As challenges to my posts often create a fair bit of re-evaluation, I considered the source of my belief. And, as luck would have it, no one less than Marion Nestle provided information in a recent post. Timing, as they say, is everything.
Dr. Nestle notes the difference in the flour, which happens to be the basis of my belief:
Wheat grains have three components ? the nutrient-rich bran and germ (?chaff?), and the endosperm, which is mostly starch and protein. One hundred percent whole wheat flour contains all three in the same proportion as in the original grains.

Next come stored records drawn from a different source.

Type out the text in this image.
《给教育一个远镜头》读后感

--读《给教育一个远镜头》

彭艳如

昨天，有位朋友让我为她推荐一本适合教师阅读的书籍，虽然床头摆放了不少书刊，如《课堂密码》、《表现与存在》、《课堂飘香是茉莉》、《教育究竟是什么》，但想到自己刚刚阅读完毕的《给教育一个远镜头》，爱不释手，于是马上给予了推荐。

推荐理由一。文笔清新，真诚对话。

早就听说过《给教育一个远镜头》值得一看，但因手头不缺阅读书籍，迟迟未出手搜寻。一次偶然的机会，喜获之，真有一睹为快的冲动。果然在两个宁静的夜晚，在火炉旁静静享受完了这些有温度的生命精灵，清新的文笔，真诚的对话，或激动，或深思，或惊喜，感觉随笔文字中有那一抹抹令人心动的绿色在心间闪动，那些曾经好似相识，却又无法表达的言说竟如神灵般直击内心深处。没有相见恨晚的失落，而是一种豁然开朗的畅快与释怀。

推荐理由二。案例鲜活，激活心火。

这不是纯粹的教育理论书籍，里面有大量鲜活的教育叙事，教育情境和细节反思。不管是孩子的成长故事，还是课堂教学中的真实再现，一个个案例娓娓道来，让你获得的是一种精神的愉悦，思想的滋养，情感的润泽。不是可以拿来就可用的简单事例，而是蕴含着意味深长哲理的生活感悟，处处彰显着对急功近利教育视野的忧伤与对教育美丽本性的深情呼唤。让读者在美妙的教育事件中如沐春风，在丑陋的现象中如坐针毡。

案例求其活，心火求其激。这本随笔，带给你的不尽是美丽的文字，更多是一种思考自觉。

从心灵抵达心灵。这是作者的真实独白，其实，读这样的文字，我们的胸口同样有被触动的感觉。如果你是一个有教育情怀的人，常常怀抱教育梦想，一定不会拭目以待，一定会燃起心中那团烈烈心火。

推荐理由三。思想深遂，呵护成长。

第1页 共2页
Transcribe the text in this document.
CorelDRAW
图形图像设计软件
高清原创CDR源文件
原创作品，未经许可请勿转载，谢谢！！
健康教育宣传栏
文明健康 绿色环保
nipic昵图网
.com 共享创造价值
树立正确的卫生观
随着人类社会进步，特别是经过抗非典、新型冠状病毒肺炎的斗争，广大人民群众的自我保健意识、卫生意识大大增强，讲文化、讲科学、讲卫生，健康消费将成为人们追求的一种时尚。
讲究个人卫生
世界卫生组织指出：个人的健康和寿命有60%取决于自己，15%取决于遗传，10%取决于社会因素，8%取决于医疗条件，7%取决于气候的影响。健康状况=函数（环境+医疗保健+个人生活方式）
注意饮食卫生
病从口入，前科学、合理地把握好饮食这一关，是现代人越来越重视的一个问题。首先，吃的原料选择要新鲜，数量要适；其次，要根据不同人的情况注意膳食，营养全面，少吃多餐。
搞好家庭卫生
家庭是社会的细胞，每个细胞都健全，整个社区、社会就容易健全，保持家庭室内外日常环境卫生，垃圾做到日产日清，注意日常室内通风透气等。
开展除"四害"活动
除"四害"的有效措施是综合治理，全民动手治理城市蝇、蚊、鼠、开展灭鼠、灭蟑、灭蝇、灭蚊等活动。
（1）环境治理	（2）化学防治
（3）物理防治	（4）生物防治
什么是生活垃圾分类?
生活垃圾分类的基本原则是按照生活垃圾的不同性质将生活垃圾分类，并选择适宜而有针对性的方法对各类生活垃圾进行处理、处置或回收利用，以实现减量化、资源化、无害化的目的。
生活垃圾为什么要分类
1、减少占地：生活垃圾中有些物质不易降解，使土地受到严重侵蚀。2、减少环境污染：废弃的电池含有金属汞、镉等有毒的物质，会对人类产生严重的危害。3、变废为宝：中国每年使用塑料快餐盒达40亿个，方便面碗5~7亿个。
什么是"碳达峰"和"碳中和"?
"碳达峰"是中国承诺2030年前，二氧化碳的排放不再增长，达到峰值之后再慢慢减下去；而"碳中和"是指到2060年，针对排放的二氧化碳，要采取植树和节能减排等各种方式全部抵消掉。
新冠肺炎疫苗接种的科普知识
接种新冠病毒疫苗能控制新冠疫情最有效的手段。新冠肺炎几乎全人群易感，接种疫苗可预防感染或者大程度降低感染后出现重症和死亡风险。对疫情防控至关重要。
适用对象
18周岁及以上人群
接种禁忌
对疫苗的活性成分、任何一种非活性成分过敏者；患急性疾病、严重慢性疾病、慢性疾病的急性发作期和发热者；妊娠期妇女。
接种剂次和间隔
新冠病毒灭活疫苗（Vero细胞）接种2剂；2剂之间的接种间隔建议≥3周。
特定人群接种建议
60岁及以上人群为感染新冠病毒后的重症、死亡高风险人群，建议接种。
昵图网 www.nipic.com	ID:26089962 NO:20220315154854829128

White flour contains about 80 percent of the original components. It is mostly endosperm.
Nutrients in the chaff are lost…
Sums it up pretty nicely, eh? This was information that I had picked up over the past few years of studying whiskey and beer (both grain focused drinks). This information quickly became defacto knowledge, and thus never really examined again. In my head, Whole Wheat flour was simply more nutritious than white flour and that was that.
But it doesn’t really answer the question on whether one type of bread is more nutritious than the other. From a logic point of view, it doesn’t take into account that nutrients can be added to the bread later on down the production line. This is exactly what happens, but not extensively. Dr. Nestle further explains:
Nutrients in the chaff are lost, so bakers are required to replace the five nutrients least likely to be available from other foods: niacin, riboflavin, thiamin, folic acid and iron. The (other nutrients that have been lost) are not replaced.
Neither is fiber. White flour contains only trace amounts of fiber.
In response to dietary advice, commercial bakeries have introduced whole grain breads acceptable to white bread eaters. These grind the wheat bran super fine, add extra dough conditioners to keep the bread soft, and toss in some bran or cracked wheat to make the bread look like whole wheat. Check for fiber grams and the position of chaff ingredients on the list. The further down the list, the smaller their contribution
So the answer to the question is this – it depends on the commercial baker.
But there is a bigger picture question here, one which I don’t wish to answer today. I’m of the belief that one of the primary areas where American food culture is lacking is in the community baker. For a product that has seen societies rise and fall around their ability to literally keep bread on their citizen’s table, we Americans have handed off this responsibility to large companies, under the presumption that they can make bread better for cheaper. But is this actually the case? And what did we sacrifice in order to give them this responsibility?
Like I said, I won’t answer this today. But it is something we should think about.